Care urged in balancing security and refugee protection needs
GENEVA - UNHCR on Wednesday urged governments considering new asylum safeguards in the aftermath of Sept. 11 terrorist attacks in the United States to strike a careful balance between additional security needs and existing international refugee protection principles.
In a statement to UNHCR's governing Executive Committee, the agency's director of international protection, Erika Feller, noted that the 1951 Refugee Convention already excludes persons who are a danger to national security, or who are convicted of a particularly serious crime.
"The Convention, if properly applied, should not offer safe haven to criminals," Feller told the 57-nation committee's annual meeting. "UNHCR is aware that, nevertheless, a number of states are currently examining additional security safeguards which they might build into procedures for determining refugee status so as to strengthen the guarantees offered by the exclusion provisions" already contained in the Convention.
Feller said UNHCR considers such an examination "reasonable," and stated that her Department of International Protection will itself examine the "best practices of states in this regard."
"Our purpose in doing so is to avoid wrong answers being given to this inherently reasonable question," she said. "Put another way, our hope is to see any additional security-based procedural safeguards striking a proper balance with the refugee protection principles at stake."
Feller declared that UNHCR clearly endorses multilateral efforts to root out and combat international terrorism. At the same time, it was unfortunate that there seems to be an increasing trend towards the "criminalisation of asylum seekers and refugees." While there are some persons in both categories who may be associated with serious crime, "this does not mean that the majority should be damned by association with the few," she said.
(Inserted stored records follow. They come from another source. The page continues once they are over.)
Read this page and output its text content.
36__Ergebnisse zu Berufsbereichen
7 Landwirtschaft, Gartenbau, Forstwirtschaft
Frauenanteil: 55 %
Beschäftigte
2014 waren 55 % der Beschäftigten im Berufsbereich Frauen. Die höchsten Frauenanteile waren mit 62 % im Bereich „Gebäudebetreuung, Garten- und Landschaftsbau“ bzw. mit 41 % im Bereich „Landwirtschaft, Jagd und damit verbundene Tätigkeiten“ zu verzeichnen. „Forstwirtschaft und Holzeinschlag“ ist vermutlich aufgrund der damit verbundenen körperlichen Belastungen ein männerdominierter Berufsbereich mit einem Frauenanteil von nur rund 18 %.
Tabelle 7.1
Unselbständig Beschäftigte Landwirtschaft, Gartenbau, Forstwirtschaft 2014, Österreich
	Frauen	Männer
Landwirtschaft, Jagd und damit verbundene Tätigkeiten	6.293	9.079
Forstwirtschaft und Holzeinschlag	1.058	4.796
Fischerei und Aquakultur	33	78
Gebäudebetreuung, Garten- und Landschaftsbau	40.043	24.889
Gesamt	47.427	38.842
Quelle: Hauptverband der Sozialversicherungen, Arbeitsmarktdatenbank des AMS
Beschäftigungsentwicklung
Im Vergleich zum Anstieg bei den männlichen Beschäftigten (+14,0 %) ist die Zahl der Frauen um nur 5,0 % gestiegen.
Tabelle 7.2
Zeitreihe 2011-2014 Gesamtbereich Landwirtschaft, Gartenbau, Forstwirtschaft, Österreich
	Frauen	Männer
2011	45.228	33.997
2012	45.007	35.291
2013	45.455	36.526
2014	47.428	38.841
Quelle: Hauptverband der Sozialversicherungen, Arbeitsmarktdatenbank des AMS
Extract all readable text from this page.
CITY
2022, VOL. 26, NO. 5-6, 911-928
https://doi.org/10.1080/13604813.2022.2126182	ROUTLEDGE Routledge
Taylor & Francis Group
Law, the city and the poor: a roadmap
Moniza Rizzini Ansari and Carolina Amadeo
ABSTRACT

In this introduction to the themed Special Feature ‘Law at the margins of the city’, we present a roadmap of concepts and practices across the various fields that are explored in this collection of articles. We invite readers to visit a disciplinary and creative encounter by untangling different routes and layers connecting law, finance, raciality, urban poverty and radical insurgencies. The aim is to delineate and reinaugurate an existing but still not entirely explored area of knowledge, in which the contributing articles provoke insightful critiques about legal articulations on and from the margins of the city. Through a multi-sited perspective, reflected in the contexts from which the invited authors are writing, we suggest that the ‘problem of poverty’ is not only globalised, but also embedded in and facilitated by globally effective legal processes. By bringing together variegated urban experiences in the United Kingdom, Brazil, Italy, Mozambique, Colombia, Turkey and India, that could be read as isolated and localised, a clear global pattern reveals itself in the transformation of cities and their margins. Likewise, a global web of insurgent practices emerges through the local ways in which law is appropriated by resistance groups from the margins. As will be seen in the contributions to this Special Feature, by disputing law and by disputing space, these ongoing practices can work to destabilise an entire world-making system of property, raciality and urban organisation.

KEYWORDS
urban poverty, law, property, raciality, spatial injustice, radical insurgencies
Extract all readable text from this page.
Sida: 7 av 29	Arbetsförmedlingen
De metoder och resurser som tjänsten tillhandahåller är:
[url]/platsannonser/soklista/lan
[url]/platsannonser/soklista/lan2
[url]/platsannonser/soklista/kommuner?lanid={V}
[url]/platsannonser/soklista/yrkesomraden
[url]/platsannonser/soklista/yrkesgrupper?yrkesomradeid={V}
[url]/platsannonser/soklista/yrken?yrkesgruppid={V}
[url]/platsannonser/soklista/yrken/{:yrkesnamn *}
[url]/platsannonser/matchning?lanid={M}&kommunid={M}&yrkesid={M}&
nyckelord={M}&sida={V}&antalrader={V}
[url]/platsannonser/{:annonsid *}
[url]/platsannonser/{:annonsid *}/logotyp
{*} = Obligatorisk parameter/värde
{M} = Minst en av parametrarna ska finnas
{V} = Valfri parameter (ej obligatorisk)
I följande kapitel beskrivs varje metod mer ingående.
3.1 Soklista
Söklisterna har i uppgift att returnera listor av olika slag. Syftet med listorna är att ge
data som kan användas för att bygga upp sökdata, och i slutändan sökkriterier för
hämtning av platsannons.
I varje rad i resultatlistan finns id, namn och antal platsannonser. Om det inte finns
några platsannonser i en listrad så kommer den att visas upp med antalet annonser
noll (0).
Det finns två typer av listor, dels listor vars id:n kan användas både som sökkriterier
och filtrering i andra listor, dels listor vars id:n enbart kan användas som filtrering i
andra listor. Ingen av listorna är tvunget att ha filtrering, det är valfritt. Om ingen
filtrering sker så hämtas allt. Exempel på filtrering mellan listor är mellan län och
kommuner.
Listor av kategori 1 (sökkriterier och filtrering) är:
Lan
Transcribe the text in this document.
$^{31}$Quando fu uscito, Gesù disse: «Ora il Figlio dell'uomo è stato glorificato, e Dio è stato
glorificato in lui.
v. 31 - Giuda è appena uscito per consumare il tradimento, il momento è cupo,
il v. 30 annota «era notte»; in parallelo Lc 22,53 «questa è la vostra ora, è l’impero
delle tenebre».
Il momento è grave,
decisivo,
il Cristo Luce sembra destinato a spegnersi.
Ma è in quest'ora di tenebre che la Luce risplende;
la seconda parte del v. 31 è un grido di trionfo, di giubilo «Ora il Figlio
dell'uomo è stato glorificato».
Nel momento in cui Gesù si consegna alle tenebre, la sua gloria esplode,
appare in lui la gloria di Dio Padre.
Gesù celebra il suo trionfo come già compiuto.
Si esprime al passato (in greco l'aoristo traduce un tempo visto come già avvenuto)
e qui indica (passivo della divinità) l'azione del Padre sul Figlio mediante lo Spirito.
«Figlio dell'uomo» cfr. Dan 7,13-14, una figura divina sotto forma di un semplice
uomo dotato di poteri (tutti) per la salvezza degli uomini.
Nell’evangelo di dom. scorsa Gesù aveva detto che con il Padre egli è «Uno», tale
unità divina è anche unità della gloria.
"Asylum seekers increasingly have a difficult time in a number of states, either accessing procedures or overcoming presumptions about the validity of their claim which stem from their ethnicity, or their mode of arrival," she said. "Because they arrived illegally does not vitiate the basis of their claim. Because they have a certain ethnic or religious background which may be shared by those who have committed grave crimes does not mean they, themselves, are also to be excluded."
Feller said resolute leadership is required "at this difficult time" to de-dramatise and de-politicise the essentially humanitarian challenge of protecting refugees and to promote better understanding of refugees and their right to seek asylum.